When I speak to groups, I often ask for a show of hands — first, those who have a close relative who is intermarried; second, any intermarried relative; and finally, those who have a friend, coworker or neighbor who is intermarried. At any Orthodox synagogue or yeshiva in which I’ve spoken, without exception, virtually every hand is raised by the end.
With about 600,000 intermarried families across the country, intermarriage is everyone’s issue. But despite some successes, the Jewish community has yet to put forth genuinely workable solutions. For some in the intermarried outreach field, there are no red lines. The Jewish people should somehow do what no people on earth has ever done — destroy all borders and expect that somehow a thriving community will emerge. For some in the Orthodox world, there are only red lines. If we make our borders strong enough, the intermarried will remain on the other side, never mind whether some could have become thriving Jewish families who would positively impact the greater community.
The time has come to boldly dream of new solutions. But first, those in the world of liberal intermarried outreach must recognize more fully the very real problems that have come with intermarriage, both for the Jewish community and for the intermarried themselves. And some in the Orthodox world must recognize that intermarriage is their issue too, and that their voice and vision, so often at odds with the liberal Jewish world, is sorely needed at the table.
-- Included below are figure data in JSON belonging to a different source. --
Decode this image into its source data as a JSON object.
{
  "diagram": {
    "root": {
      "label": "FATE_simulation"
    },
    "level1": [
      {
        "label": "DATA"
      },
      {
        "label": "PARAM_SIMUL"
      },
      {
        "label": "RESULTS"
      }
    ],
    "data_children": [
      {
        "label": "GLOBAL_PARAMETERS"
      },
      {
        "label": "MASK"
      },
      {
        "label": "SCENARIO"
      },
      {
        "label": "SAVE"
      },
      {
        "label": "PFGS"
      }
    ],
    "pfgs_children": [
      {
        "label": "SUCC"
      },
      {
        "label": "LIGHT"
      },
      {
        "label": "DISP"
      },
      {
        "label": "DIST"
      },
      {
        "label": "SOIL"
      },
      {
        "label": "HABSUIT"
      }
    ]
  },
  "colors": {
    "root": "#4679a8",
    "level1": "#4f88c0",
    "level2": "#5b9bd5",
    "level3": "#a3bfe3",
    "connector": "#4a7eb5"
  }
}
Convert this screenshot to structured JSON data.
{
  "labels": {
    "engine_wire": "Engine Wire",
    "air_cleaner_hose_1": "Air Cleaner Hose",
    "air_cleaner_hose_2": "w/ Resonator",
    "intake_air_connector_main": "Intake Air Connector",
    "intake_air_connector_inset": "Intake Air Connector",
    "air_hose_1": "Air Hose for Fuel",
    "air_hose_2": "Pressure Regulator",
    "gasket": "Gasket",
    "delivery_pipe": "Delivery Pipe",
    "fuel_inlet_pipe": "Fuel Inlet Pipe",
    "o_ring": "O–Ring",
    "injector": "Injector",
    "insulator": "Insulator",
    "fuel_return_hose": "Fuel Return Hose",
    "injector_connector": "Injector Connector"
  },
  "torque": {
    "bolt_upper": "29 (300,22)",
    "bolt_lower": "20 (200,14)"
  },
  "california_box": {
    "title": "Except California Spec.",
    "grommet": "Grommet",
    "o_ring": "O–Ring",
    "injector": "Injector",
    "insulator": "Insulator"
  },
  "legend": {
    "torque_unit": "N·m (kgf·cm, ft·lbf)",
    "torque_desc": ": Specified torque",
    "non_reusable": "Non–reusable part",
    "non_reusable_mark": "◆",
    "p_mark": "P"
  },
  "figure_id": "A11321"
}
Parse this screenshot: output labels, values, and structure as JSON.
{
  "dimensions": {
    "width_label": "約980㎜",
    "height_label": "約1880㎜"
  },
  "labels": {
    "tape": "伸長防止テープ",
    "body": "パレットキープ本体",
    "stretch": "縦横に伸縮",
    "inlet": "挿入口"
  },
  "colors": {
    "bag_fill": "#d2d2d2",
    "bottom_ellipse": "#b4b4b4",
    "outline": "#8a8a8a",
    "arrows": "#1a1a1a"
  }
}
We need to move beyond the liberal/Orthodox “dialogue of the deaf” where, from completely different perspectives, everyone holds the common ground of not seeing the intermarriage issue for what it is, to a real dialogue with a common recognition of the issues we collectively face. The proposed solutions across the Jewish spectrum will undoubtedly differ, and we will often disagree, but that we need to be exponentially more effective on this issue is also not in doubt.
Ultimately, the intermarried are ill-served by focusing obsessively on either inclusion or exclusion. Instead, we must begin to talk of transformation and create the kind of radically spiritual communities that will cause intermarried families to want to immerse themselves in Judaism.